Миша Розовский : Смерть комсомолки

21:23  29-01-2012
Зоя опустила глаза и посмотрела на свои босые ноги в ссадинах. Пальцев она уже почти не чувствовала. Грязный холодный пол полностью промёрзшей за ночь избы. Решётка на маленьком окне. Накануне Зоя вынесла ещё более жестокие побои, но дух Космодемьянской не был сломлен. Отнюдь. Несмотря на избитое лицо и нывшее, в синяках, тело, девушка чувствовала гордость за поджоги, которые удалось совершить её группе.

Враг всё равно будет сломлен, Зоя ни секунды не сомневaлась в исходе войны и смело глядела в своё будущее, прекрасно осознавая, что её ожидает. Ну и пусть, пусть так, но рано умерший её отец — бывший семинарист — рассказывал что-то дочери о загробном мире, и Зоя, даром что комсомолка, в глубине души верила в возможность существования какого-то волшебного, потустороннего мира.

За маленьким окном наливалось позднеосенним светом очередное ноябрьское утро. Двадцать девятое. Скоро за ней должны придти немцы. Космодемьянская уже успела повидать повешенных партизан и, будучи натурой ранимой и артистичной, хотела придать своей кончине героический оттенок.

Она представила, как крикнет в лицо фашистским палачам и приспешникам, что-нибудь по-комсомольски прямое, то, что запомнится трусливым деревенским жителям, не ушедших с первого дня войны в партизаны, как велел, по зоиному мнению, их гражданский долг. «Смерть фашистам!» — крикнет она, думалось Космодемьянской, или нет, слишком просто, лучше — «Да здравствует комсомол, смерть фашистским оккупантам!», нет, слишком вычурно...
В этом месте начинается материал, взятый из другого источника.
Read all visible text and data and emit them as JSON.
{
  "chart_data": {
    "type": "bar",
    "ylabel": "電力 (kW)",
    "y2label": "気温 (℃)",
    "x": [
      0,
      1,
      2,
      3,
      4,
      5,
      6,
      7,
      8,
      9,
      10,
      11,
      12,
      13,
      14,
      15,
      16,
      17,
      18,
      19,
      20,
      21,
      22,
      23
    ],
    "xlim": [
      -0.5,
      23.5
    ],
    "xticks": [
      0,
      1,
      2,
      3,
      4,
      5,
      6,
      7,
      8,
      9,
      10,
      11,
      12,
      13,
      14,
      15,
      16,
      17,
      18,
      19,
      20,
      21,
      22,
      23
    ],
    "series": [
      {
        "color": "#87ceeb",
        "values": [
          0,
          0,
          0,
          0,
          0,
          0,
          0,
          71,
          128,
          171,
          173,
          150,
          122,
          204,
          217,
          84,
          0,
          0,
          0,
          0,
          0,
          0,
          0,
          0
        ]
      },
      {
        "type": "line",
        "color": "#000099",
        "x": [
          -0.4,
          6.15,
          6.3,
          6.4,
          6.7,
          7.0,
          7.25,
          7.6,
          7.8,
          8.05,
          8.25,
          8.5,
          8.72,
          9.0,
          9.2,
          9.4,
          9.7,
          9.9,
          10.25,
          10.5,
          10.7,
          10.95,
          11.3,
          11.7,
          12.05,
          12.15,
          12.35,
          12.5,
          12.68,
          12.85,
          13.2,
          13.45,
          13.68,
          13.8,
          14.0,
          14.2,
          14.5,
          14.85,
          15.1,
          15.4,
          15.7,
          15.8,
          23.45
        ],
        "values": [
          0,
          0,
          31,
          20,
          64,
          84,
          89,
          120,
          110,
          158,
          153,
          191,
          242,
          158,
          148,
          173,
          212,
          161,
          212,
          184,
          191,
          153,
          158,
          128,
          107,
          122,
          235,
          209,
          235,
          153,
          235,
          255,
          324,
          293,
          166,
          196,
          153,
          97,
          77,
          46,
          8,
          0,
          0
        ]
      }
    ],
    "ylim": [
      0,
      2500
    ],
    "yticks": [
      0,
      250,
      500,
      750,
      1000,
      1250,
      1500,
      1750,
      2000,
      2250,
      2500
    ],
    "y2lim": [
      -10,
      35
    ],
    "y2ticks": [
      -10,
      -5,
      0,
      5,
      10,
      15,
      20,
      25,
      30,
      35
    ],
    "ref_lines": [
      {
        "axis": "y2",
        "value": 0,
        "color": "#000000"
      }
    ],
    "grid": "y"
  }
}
Наконец в зоиной голове сложилась фраза — «Сколько нас не вешайте, всех не перевешаете, нас 170 миллионов. Но за меня вам наши товарищи отомстят». Во, то что надо. Зоя осталась довольна.

После этого, немного успокоившись, она стала мерять тесную камеру шагами, пытаясь согреться, вспоминала последние школьные годы… «Давайте идите за мной,» — с ледяной злостью думала боец партизанской части 9903 штаба Западного фронта. — «Полицаев пришлют, не иначе, сами-то побрезгуют...»
Затем она села в угол и дышала, дышала на свои сложенные на коленях руки, пытаясь согреть их своим дыханием.

В это время в замочной скважине скрипнул вставленный ключ.

-- Ну, что, Степан, открывай, — маленький тщедушный мужичонка с сильным сивушным запахом из щербатого рта повернулся в сторону более молодого и рослого спутника. — Ключ-то у тебя… Давай, да не меньжуйся, ты...

Рослый, вздохнув, достал из глубокого кармана связку ключей и выбрал нужный. Здоровяк чувстовал себя неуютно, но новый начальник — господин Кляйн, назначил его старшим и приходилось соответствовать.

Дверь отворилась и двое мужчин вошли в тесное и неуютное помещение с решёткой на окне. В углу, набычавшись, сидел огромного роста рыжий парень с прыщавым лицом олигофрена. На вид ему было лет тридцать. Широкогубый рот, пуская слюни, выкрикивал плохопонятные замшелые советские лозунги времён застоя.

-- А вот мы сейчас спокойненько, рубашечку… оденем… — отчаянно фальшивя, санитары начали обходить детину, держа смирительную рубашку на подобие невода, — доктор Кляйн нас посмотрит, доктор добрый… — приговаривал низенький, пытаясь зайти слева.

Больной поднялся, заложил руки за спину, выпятил вперёд подбородок и гордо взглянул в глаза людям в белых халатах.